Clustering identifiziert Fonds-Risiken für Finanzstabilität
Ein neues ESRB-Papier stellt eine Clustering-Methode vor, die Fonds-Kohorten für die Finanzstabilitätsbewertung identifiziert. Die Analyse von über 10.000 AIFs mit 3,7 Billionen Euro Vermögen zeigt 12 Gruppen mit materiellen Schwachstellen auf.
Versteckte Risiken durch kollektives Verhalten
Das Wachstum des Asset-Management-Sektors hat neue Kanäle für systemische Risiken geschaffen, oft durch kollektives Verhalten von Fonds mit ähnlichen Strategien.

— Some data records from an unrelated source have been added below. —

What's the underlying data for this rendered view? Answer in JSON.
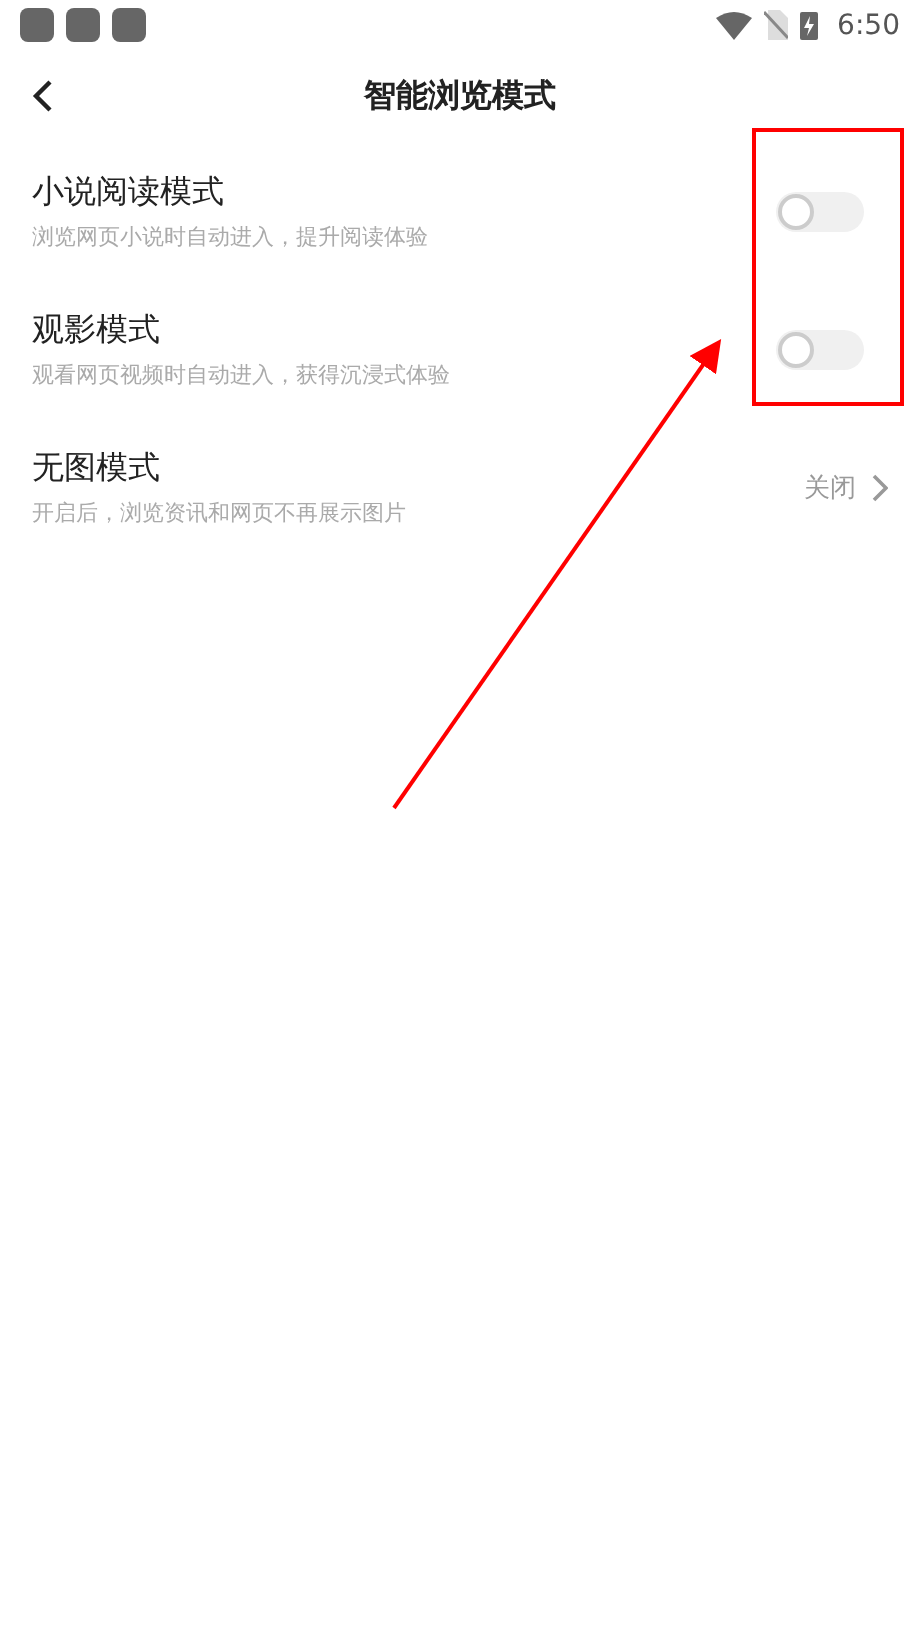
{
  "status_bar": {
    "time": "6:50"
  },
  "header": {
    "title": "智能浏览模式"
  },
  "settings": [
    {
      "kind": "switch",
      "title": "小说阅读模式",
      "subtitle": "浏览网页小说时自动进入，提升阅读体验",
      "on": false
    },
    {
      "kind": "switch",
      "title": "观影模式",
      "subtitle": "观看网页视频时自动进入，获得沉浸式体验",
      "on": false
    },
    {
      "kind": "value",
      "title": "无图模式",
      "subtitle": "开启后，浏览资讯和网页不再展示图片",
      "value": "关闭"
    }
  ]
}
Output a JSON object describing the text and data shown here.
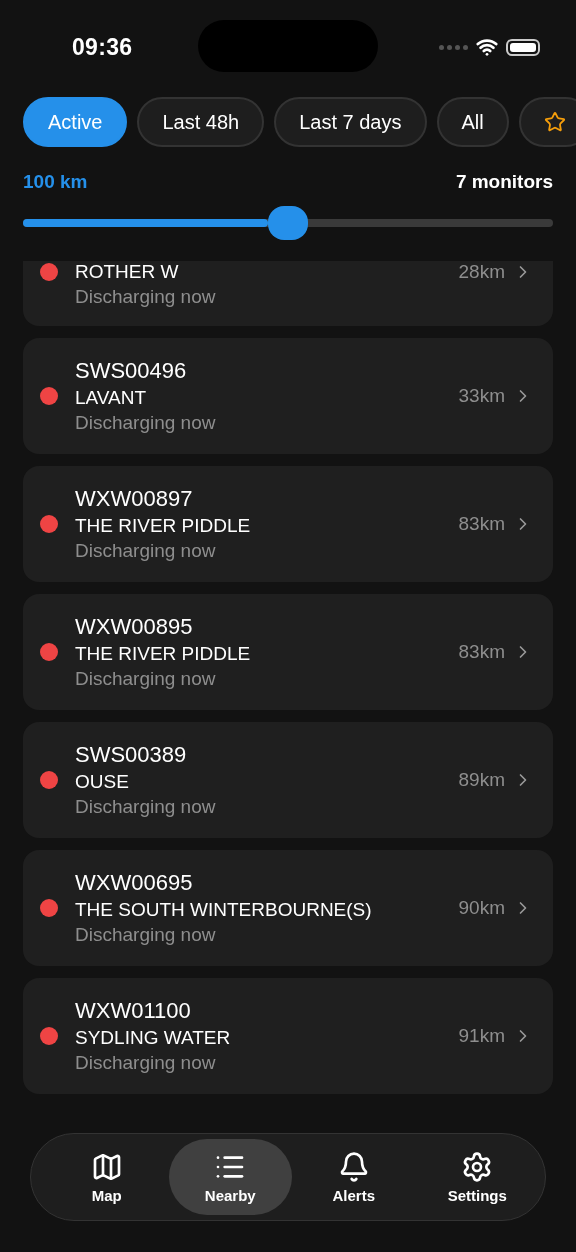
{
  "status_bar": {
    "time": "09:36"
  },
  "filters": [
    {
      "kind": "text",
      "label": "Active",
      "selected": true
    },
    {
      "kind": "text",
      "label": "Last 48h",
      "selected": false
    },
    {
      "kind": "text",
      "label": "Last 7 days",
      "selected": false
    },
    {
      "kind": "text",
      "label": "All",
      "selected": false
    },
    {
      "kind": "star",
      "selected": false
    }
  ],
  "radius": {
    "label": "100 km",
    "count": "7 monitors",
    "level": 0.5
  },
  "monitors": [
    {
      "name": "ROTHER W",
      "status": "Discharging now",
      "distance": "28km",
      "color": "#ef4444"
    },
    {
      "code": "SWS00496",
      "name": "LAVANT",
      "status": "Discharging now",
      "distance": "33km",
      "color": "#ef4444"
    },
    {
      "code": "WXW00897",
      "name": "THE RIVER PIDDLE",
      "status": "Discharging now",
      "distance": "83km",
      "color": "#ef4444"
    },
    {
      "code": "WXW00895",
      "name": "THE RIVER PIDDLE",
      "status": "Discharging now",
      "distance": "83km",
      "color": "#ef4444"
    },
    {
      "code": "SWS00389",
      "name": "OUSE",
      "status": "Discharging now",
      "distance": "89km",
      "color": "#ef4444"
    },
    {
      "code": "WXW00695",
      "name": "THE SOUTH WINTERBOURNE(S)",
      "status": "Discharging now",
      "distance": "90km",
      "color": "#ef4444"
    },
    {
      "code": "WXW01100",
      "name": "SYDLING WATER",
      "status": "Discharging now",
      "distance": "91km",
      "color": "#ef4444"
    }
  ],
  "tab_bar": [
    {
      "kind": "map",
      "label": "Map",
      "selected": false
    },
    {
      "kind": "list",
      "label": "Nearby",
      "selected": true
    },
    {
      "kind": "bell",
      "label": "Alerts",
      "selected": false
    },
    {
      "kind": "gear",
      "label": "Settings",
      "selected": false
    }
  ]
}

Krisen wie die britische Gilt-Krise 2022, bei der LDI-Fonds Turbulenzen verstärkten, oder der 'Dash for Cash' im März 2020, der durch Hedgefonds-Verkäufe verschärft wurde, belegen dies.
Das Papier entwickelt eine Clustering-Methodik zur Identifizierung von Fonds-Kohorten mit ähnlichen Engagements.
Angewendet auf AIFMD-Daten, insbesondere die breiten Kategorien 'other' oder 'none', die 3,7 Billionen Euro Vermögen über 10.000 Fonds umfassen, berücksichtigt die Methode 70 Asset-Kategorien und acht geografische Regionen.
Es wurden 12 unterschiedliche Fonds-Kohorten mit klarer ökonomischer Interpretation identifiziert, darunter Anleihe-, Aktien-, LDI- und Private-Asset-Fonds.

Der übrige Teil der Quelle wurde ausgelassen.